Com Serge, viveu um romance tórrido e escandalizou os puritanos. A princípio, o cantor escreveu a música para Bardot, de quem foi um amante tempestuoso, mas a musa decidiu vetar a primeira versão da música, que tinha seus vocais. Ou seja, abria-se caminho para que Jane Birkin virasse de fato uma lenda. E mexesse com a cabeça de Serge Gainsbourg, ao ponto de o cara ter feito a ela um dos melhores discos da carreira, “Baby Alone in Babylone”.
Na década de 1970, Jane cantou alto, à beira do colapso, como o jornalista Olivier Nuc, do jornal francês “Le Figaro”, resumiu essa fase da carreira. Longe do marido, popularizou-se ainda mais ao atuar em comédias que se tornaram sucesso entre as massas, como “La Course à L’échalote”, com Pierre Richard, ou “Don Juan 73”, no qual contracena com Brigitte Bardot. E posou nua para revistas destinadas “aos homens”. Ao set do filme “La Piscine”, de 69, Serge não a deixava ir, pois convenceu-se de que a amada não resistiria a Alain Delon.
Criativa, exuberante e intensa, Jane acompanhava nesta época o marido para cima e para baixo. Seguia-o pelas incursões noturnas e habitava meios de comunicação, tornava-se símbolo inegável de beleza e vivia em torno de Serge.
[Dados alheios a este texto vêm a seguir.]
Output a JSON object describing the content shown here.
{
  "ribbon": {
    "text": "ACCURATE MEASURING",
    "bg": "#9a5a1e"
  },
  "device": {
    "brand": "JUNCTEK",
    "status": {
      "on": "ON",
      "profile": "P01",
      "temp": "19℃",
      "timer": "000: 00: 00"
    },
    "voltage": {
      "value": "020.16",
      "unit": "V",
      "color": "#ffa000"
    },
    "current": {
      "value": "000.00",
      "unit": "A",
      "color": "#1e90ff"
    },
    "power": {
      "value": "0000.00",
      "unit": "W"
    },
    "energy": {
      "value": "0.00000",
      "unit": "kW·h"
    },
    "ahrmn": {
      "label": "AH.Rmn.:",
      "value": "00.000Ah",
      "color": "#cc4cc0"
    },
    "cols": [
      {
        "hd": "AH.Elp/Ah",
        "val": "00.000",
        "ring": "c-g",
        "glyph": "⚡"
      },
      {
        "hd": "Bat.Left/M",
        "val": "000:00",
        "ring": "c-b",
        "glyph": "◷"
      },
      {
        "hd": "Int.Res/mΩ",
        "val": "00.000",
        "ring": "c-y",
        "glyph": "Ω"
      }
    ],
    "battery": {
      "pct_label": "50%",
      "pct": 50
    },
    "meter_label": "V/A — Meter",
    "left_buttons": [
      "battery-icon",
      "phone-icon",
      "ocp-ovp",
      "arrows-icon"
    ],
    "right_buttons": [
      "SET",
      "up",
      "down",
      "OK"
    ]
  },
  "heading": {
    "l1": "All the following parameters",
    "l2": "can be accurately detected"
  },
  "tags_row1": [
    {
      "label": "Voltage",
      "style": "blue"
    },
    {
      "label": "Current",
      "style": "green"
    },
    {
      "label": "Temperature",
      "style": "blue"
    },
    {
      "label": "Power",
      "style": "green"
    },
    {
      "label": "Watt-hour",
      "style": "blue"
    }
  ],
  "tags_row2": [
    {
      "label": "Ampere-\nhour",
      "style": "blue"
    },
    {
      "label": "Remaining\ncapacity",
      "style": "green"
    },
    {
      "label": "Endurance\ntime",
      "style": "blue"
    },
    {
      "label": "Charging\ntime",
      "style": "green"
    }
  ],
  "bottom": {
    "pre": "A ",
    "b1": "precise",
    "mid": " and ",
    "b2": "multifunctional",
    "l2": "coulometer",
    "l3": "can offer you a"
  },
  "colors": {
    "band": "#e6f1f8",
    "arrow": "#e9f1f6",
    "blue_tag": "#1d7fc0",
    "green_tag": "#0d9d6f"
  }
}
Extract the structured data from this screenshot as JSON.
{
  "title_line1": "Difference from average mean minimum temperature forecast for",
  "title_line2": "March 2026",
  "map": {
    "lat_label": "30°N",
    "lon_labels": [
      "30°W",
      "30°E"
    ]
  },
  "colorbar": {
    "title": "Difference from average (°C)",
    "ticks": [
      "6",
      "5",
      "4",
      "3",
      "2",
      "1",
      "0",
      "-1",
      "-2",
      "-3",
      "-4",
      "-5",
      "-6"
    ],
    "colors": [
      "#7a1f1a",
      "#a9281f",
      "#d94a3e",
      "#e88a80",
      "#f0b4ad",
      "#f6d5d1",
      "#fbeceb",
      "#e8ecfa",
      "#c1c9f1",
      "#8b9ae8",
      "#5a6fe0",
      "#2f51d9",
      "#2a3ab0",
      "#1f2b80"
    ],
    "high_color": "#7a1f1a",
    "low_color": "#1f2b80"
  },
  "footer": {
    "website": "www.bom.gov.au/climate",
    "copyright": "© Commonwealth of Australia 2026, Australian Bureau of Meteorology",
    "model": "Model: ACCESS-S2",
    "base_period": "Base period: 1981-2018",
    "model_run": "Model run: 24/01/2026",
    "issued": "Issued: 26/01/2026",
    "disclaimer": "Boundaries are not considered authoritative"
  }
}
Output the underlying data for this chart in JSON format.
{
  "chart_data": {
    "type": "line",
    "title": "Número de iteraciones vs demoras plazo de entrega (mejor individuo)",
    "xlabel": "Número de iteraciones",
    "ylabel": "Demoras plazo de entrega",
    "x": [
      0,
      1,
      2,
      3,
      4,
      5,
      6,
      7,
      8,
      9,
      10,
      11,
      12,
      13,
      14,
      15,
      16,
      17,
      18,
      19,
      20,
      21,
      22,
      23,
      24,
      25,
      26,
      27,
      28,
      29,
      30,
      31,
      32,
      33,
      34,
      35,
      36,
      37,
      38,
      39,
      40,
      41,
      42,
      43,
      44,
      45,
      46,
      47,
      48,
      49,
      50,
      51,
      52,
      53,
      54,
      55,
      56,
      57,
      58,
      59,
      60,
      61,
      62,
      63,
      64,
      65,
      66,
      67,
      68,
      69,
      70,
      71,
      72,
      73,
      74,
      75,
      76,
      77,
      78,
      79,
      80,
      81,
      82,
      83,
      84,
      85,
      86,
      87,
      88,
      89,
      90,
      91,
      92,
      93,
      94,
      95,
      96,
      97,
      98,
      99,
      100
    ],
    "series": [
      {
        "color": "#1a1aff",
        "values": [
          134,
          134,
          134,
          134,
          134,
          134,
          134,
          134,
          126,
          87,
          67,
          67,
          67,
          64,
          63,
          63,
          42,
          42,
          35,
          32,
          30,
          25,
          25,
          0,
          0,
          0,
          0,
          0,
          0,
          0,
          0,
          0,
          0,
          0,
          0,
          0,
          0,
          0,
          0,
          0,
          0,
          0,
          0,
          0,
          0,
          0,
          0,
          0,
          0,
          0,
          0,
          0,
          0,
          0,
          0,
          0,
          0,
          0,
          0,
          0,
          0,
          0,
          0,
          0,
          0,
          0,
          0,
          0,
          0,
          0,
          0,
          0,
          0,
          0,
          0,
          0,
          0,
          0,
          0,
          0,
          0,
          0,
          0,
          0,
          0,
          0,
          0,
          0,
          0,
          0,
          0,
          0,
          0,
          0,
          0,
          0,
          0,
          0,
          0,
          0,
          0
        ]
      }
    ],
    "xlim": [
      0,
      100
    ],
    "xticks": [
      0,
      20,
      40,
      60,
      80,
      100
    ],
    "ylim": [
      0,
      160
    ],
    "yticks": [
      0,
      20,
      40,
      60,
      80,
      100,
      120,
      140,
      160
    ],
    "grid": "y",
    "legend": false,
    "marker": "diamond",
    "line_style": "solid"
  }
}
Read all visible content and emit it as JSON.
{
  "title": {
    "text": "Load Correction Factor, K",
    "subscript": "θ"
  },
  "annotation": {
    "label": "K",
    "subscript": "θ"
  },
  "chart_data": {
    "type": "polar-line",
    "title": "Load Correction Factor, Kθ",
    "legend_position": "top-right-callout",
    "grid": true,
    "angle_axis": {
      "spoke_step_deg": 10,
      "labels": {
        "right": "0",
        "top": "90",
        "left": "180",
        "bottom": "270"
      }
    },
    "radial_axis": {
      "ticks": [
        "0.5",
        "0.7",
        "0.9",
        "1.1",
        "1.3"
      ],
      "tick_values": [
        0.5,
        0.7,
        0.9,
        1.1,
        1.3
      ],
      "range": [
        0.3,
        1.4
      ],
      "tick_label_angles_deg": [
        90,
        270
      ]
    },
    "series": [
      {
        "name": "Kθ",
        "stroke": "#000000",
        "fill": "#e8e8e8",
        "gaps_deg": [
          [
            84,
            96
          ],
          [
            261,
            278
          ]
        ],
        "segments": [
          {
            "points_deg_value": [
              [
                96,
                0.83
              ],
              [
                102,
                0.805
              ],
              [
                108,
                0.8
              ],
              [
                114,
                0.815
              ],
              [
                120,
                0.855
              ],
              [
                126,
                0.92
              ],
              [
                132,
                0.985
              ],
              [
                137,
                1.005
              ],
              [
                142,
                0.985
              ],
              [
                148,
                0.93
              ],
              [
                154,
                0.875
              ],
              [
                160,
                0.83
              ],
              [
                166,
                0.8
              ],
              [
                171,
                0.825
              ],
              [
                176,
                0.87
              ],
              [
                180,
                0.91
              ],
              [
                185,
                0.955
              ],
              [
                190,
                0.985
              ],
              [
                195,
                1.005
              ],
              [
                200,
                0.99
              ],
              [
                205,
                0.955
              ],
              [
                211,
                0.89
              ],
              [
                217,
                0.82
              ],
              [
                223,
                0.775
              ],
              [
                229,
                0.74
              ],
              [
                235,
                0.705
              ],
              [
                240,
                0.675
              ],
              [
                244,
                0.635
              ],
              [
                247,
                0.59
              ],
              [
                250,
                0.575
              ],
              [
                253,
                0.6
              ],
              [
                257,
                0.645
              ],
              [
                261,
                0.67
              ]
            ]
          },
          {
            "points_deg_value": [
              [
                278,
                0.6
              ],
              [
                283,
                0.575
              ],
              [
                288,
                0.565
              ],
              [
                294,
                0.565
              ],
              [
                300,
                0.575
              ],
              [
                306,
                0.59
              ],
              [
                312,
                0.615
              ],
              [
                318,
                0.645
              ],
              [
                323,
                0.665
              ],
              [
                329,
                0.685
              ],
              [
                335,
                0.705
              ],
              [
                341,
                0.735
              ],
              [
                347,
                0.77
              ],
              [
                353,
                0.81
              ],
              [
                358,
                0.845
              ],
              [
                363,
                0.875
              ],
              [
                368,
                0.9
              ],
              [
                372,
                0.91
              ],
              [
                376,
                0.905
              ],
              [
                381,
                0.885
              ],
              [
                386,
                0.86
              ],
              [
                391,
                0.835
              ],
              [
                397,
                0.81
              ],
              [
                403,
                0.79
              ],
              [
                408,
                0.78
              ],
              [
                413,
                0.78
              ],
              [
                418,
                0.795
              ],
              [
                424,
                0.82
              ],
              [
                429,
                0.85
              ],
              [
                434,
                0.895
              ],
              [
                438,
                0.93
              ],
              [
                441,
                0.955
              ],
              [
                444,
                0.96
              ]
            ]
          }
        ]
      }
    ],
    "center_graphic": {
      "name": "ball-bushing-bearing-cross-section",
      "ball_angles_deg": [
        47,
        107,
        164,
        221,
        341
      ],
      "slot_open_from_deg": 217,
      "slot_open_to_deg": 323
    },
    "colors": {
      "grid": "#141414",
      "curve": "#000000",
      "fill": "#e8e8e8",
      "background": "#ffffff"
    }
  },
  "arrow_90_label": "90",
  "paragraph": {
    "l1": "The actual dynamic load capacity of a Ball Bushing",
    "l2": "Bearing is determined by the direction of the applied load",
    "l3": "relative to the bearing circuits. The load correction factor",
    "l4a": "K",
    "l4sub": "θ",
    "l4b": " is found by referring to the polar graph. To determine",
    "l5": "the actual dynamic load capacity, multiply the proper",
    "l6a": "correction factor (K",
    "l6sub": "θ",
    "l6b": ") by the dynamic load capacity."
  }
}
Até que, então, um novo amor lhe surge: o cineasta Jacques Doillon a tira de papéis insignificantes para apresentá-la a uma perspectiva cinematográfica mais intelectualizada. “Aprendi que dá para filmar com seis pessoas, que o cinema pode ser muito artesanal e cheio de textos”, diria, anos mais tarde.
Jacques permitia que a amada se reinvente, enquanto Serge Gainsbourg lhe oferecia suas canções mais rasgadas. E, no fim dos anos 1980, Jane se libertou mais ao decidir que gostaria de cantar pela primeira vez no palco. “Eu queria ser ouvida pelas palavras e música de Serge. Quando contei a ele, ele me disse: “Você vai se esforçar mesmo assim? Usar batom, explodir o cabelo, enquanto eu tinha tomado a decisão de cortar o cabelo, não ficar maquiada e usar roupas de menino! Ele estava um pouco assustado por mim.”
Dores da vida
Ao longo das décadas, Jane se tornou não só a intérprete das canções lascivas escritas por Serge, mas – sobretudo – a atriz que atuou em 70 filmes, desde Godard até Agatha Christie. Um de seus últimos trabalhos, “Oh! Pardon Tu Dormais” (Oh! Desculpa, você estava dormindo), se baseou num filme que a artista tinha escrito na década de 1990. Foi seu primeiro disco de estúdio em anos e, segundo ela, tratava-se da frustração do desamor.
Nem sempre a vida lhe sorriu. Perdeu a filha Kate, fruto do relacionamento que teve com o compositor John Barry, nos anos 1960. Em 1994, fundou um centro para dependentes – Kate tinha histórico de álcool e drogas. “Minha filha se lançou no ar/ E no chão, e encontramos/ Será que ela abriu a janela/ Só pra deixar ir embora a fumaça?/ Cigarros/ Talvez seja um acidente/ Realmente estúpido/ Quem sabe”, lamuriou-se, na música “Cigarette”, escrita entre uma apresentação e outra na turnê “Birkin/ Gainsbourg: Le Symphonique”.
Tocou no Brasil em 2009, num tributo a Serge Gainsbourg realizado pela Orquestra Imperial, que contou com participação do brasileiro Caetano Veloso. Era para retornar ao País nove anos depois, mas o show precisou ser cancelado por questões logísticas. Sonhava-se que, quando o término da pandemia viesse, fosse possível vê-la de novo nos palcos brasileiros. Mas não deu tempo: Jane Birkin morreu ontem, aos 76 anos, em Paris. Ano retrasado, sofreu um AVC. A notícia foi dada pelo Ministério da França. Jane lutava ainda contra um câncer.